収納不足に対しては、クローゼットを増設するのは難しくても、壁面を利用したウォールラック(壁掛け収納)は手軽ですし、「見せる収納」として見栄えも悪くありません。
ランク外でも満室効果あり、口コミで評価の高い設備とは?
人気設備の調査結果には出ていませんが、大家さんの口コミで広まり、満室に貢献している設備もあります。例えば、「室内洗濯物干し」は、単身女性やファミリーの主婦層に受けるとよく聞きます。システムキッチンも評価が高い印象です。
注文建築では当たり前の設備ですが、家具量販店ではリーズナブルなシステムキッチンやオシャレな洗面ボウルが販売されていますので、設備交換の時期に取り入れることをおすすめします。
また、今後注目を集めそうなのが、住宅設備や家電をインターネットで結んで便利なサービスを提供する「IoT(モノのインターネット)」です。例えば、スマートキーは、暗証番号・ICカード・スマートフォンなどで開錠できるキーレス(カギ不要)の仕組みです。外出先からスマートフォンで照明やエアコンのオンオフができたりします。
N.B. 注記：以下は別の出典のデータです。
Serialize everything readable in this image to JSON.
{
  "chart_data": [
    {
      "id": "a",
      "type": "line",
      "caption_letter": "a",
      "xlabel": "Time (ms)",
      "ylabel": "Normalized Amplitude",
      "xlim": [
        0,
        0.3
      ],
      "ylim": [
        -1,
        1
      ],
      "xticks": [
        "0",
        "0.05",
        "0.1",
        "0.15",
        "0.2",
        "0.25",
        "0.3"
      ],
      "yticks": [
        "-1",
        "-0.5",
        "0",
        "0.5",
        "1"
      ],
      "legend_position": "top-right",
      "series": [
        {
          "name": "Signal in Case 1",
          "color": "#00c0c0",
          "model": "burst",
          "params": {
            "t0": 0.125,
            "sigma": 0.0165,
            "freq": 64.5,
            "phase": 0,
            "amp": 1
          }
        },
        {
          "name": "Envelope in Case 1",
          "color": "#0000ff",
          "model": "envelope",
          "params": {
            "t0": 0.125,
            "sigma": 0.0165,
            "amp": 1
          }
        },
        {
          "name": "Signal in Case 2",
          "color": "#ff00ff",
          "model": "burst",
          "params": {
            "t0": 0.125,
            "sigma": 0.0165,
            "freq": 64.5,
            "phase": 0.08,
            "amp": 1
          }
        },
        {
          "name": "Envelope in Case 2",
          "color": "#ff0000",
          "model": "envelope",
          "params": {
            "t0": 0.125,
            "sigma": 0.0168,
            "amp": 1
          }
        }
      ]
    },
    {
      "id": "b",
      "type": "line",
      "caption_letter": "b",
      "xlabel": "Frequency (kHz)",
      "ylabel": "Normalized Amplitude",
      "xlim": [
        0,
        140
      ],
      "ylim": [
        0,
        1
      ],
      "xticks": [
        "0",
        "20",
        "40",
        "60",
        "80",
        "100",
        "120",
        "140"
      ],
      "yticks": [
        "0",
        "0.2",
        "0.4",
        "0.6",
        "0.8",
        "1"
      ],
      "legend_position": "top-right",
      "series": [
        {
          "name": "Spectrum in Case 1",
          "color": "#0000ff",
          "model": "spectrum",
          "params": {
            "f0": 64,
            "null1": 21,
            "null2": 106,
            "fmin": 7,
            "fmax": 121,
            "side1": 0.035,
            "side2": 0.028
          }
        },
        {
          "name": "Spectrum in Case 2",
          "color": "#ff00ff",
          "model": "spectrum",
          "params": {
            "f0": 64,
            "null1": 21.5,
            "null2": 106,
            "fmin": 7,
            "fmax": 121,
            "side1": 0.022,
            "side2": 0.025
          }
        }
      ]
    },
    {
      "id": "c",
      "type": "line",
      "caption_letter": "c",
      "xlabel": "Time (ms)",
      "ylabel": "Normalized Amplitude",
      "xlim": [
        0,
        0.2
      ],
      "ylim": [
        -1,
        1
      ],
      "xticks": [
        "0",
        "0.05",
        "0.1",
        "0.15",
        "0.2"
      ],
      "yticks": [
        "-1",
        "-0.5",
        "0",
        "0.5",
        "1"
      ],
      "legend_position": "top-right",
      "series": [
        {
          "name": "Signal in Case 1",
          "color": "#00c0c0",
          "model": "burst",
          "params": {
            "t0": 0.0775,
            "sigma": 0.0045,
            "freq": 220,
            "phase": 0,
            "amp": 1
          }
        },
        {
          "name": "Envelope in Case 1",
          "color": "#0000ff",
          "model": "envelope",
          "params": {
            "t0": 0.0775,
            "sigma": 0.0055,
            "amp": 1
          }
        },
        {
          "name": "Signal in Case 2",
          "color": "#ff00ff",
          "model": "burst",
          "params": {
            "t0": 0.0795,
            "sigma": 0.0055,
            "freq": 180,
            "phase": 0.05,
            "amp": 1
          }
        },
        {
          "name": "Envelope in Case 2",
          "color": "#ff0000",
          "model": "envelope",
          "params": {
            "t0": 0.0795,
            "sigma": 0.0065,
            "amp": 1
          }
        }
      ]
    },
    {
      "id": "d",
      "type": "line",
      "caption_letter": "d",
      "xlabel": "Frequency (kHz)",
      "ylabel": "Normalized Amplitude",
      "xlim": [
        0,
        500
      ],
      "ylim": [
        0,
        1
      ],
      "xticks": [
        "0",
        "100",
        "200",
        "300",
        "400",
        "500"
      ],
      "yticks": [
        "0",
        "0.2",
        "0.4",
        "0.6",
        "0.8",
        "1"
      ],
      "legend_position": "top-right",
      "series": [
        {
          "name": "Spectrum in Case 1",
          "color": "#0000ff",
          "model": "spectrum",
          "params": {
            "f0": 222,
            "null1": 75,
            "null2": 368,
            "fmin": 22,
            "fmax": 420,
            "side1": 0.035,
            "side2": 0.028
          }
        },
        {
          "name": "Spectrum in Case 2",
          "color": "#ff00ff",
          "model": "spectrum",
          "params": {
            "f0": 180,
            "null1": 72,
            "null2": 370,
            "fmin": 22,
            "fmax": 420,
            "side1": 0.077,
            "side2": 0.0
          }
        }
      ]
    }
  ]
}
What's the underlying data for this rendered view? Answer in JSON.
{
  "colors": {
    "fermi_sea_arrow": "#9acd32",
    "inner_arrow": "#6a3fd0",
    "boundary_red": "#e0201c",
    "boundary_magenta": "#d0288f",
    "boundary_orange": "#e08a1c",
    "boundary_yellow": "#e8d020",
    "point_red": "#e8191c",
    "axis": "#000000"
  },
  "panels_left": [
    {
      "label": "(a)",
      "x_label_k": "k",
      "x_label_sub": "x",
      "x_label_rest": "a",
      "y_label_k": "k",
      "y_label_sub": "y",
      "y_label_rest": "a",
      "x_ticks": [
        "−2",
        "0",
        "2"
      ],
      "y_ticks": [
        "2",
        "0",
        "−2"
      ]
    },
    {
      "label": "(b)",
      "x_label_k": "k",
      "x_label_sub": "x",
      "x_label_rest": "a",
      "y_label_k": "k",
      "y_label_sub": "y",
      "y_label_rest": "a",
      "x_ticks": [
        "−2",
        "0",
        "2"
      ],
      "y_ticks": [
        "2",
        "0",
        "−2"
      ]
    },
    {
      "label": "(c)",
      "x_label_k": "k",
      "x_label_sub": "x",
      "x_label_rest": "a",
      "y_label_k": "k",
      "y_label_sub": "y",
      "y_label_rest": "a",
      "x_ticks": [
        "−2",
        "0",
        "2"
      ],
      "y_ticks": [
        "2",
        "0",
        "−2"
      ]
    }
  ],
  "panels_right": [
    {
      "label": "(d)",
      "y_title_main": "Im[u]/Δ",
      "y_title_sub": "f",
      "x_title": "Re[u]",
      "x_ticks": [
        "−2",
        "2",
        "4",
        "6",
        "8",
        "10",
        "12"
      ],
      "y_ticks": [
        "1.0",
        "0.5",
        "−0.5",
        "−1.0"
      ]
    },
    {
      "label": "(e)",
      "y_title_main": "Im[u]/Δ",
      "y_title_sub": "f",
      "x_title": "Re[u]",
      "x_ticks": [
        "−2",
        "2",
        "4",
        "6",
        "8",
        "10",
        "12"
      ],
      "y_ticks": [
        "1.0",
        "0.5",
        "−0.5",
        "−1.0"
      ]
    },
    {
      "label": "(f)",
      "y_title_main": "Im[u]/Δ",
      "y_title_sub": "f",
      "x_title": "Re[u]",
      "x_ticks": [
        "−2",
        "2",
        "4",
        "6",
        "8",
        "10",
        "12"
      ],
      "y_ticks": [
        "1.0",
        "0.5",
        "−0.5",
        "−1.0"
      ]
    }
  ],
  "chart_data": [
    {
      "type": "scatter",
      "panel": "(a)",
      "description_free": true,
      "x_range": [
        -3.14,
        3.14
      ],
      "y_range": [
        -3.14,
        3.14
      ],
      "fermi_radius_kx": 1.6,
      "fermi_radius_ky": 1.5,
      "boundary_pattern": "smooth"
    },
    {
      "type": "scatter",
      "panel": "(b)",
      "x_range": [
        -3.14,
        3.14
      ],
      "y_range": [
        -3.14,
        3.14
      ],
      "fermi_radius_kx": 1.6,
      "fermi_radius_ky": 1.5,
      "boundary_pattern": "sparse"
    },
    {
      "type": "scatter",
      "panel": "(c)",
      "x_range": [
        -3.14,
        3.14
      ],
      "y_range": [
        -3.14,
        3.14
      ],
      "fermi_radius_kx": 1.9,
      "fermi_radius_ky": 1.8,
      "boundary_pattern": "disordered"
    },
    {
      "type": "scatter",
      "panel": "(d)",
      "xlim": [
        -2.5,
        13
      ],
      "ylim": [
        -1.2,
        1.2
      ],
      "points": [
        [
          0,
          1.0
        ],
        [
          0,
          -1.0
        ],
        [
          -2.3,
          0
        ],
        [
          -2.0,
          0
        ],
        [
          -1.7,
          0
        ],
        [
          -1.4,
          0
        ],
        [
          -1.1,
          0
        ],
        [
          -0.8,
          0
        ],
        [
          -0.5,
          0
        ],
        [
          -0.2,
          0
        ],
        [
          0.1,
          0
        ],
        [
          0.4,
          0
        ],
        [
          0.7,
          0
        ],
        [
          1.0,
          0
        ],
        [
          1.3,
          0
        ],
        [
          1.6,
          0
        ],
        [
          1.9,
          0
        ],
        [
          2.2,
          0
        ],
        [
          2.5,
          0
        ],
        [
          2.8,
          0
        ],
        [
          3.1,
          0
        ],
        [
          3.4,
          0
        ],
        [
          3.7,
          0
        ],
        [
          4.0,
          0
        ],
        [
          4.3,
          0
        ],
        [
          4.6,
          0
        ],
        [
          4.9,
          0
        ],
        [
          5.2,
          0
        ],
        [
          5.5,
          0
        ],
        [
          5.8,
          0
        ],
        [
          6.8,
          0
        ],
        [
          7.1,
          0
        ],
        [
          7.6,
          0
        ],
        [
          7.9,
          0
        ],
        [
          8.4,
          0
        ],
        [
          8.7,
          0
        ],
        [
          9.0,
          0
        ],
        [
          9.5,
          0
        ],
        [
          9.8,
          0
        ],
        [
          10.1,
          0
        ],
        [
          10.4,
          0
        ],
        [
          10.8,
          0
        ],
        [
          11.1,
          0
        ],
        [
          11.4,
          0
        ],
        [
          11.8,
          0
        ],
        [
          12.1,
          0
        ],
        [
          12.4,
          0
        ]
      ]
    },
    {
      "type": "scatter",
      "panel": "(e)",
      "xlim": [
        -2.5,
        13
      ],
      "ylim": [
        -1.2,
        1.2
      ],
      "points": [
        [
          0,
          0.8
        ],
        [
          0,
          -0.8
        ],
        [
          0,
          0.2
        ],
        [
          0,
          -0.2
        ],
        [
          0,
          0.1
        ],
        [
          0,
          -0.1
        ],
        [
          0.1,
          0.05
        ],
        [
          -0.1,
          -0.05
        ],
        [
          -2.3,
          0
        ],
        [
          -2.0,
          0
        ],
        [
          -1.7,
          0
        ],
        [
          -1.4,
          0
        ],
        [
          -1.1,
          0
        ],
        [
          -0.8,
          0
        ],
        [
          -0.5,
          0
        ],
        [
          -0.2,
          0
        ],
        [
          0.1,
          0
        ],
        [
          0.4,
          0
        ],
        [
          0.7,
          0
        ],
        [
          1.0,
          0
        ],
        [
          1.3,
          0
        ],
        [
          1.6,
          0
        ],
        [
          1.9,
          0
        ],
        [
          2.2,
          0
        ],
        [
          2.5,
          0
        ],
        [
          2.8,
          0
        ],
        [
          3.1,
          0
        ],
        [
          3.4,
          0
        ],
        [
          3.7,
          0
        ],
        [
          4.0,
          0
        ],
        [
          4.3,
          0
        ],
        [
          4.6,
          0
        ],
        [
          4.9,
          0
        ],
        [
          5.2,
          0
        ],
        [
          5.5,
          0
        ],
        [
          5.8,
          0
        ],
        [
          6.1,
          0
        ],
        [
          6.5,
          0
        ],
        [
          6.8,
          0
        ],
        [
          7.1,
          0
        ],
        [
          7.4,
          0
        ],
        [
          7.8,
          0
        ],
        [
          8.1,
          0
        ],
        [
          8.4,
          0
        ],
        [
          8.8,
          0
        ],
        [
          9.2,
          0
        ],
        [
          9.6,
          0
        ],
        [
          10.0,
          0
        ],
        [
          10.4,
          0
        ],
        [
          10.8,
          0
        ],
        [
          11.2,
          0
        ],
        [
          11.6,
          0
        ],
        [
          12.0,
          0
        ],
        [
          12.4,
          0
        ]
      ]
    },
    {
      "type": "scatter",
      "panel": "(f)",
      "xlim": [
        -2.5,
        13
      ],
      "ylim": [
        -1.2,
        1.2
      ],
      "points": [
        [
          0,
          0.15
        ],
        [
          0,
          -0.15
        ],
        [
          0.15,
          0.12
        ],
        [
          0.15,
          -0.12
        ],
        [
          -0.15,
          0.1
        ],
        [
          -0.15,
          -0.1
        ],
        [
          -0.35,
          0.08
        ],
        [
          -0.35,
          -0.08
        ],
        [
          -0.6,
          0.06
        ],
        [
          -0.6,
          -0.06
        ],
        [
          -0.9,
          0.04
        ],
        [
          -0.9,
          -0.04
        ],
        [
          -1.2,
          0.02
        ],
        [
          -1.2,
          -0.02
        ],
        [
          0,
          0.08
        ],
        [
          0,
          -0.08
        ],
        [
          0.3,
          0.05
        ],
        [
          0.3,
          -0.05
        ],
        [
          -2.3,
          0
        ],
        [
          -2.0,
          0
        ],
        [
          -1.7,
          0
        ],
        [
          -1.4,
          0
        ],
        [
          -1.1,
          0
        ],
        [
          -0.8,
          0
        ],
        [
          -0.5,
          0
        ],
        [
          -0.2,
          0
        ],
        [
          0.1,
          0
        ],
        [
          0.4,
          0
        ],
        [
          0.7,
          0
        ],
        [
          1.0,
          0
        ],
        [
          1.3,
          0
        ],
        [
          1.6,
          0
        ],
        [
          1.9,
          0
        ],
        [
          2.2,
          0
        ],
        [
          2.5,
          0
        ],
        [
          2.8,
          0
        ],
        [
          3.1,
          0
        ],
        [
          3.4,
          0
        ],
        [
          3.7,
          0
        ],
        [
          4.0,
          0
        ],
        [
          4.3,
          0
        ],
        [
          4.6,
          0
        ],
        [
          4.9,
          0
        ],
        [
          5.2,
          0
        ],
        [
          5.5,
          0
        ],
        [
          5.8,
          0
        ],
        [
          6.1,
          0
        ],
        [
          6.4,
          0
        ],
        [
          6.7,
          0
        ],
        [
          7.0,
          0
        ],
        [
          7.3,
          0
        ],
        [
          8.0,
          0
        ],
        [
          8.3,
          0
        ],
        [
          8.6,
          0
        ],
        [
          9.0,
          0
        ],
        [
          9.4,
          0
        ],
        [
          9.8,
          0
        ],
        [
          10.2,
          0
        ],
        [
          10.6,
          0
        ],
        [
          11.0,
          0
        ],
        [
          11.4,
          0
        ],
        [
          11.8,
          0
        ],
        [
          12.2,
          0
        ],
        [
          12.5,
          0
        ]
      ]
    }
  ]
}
さらに、設備のカテゴリーからは少し外れますが、駅から遠い立地のハンデをカバーするために、全戸に電動自転車を付けたオーナーさんの例もありました。駅前に入居者専用の自転車置き場を借りて募集したところ、半分以上空室だったアパートが満室になったそうです。
空室対策に役立つ設備は、日々進化しています。最新情報を常に入手して、競争力を高める工夫を怠らないようにしましょう。
※この記事内のデータ、数値などに関しては2017年3月6日時点の情報です。